The results of the analysis were largely discouraging. For example, among 307 papers selected, nearly two thirds (199 or 64.8%) failed to report methods of randomisation while 254 (82.4%) did not mention blinding of either participants or investigators.

The reporting of baseline characteristics, primary outcome and length of follow-up was found to inadequate in a substantial proportion of studies. Only 89 or 29% of the RCTs included in the analysis fully reported the baseline characteristics of the participants in a separate table.

Just 11 or 3.6% indicated the measure used as the primary outcome. The remainder “merely reported an ordered list of results from which it was not possible to distinguish which outcome was the primary”, the researchers noted. In 105 (34.2%) of the papers assessed, there was no information about the length of follow-up.
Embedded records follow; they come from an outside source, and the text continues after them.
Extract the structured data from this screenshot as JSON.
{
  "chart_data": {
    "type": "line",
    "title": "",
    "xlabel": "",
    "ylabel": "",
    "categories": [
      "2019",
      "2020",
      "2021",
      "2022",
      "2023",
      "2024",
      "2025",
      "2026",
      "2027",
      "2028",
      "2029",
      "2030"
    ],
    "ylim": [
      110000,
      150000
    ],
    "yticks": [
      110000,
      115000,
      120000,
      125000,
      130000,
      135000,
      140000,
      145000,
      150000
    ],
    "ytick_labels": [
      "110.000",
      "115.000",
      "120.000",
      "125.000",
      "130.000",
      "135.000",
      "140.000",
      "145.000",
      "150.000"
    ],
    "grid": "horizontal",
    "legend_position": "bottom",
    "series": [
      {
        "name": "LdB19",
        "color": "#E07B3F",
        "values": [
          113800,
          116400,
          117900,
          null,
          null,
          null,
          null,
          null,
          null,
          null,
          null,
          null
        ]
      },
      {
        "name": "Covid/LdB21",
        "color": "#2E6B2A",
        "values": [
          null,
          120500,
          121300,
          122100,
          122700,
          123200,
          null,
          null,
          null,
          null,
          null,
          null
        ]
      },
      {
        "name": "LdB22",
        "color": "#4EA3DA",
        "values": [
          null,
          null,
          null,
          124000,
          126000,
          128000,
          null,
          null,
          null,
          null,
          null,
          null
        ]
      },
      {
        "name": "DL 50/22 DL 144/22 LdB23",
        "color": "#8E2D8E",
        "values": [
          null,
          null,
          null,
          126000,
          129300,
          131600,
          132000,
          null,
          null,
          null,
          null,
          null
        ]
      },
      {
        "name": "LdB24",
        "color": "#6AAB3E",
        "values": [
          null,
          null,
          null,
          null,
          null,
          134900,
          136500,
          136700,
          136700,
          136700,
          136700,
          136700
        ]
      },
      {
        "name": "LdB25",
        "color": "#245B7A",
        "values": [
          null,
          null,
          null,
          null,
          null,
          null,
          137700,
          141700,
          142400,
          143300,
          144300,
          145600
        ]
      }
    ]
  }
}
Fewer than 11% of the RCTs reported having ethical committee approval, even though this is a legal requirement in China. And only 17.4% of the studies gave adequate details about informed consent procedures – “a few mentioned that participants attended ‘of their own free will’ but the remainder made no mention of consent”, Zhang et al commented. Nonetheless, “this level appears better than in a recent review of traditional Chinese medicine trials”, they added.

On the upside, 53.7% of the trials reviewed stated that none of the participants dropped out, while more than 60% reported a drop-out rate of less than 5% and two-thirds a rate of less than 10%. In countries with more established research programmes, a drop-out rate of below 5% “is generally considered a very good result”, the researchers pointed out.


Reporting of randomised controlled trials in China “requires substantial improvement to meet the targets of the consort statement”, they concluded. While the conduct of Chinese RCTs cannot be inferred directly from the standard of reporting, “without good reporting the methods of the trials cannot be clearly ascertained”, the researchers warned.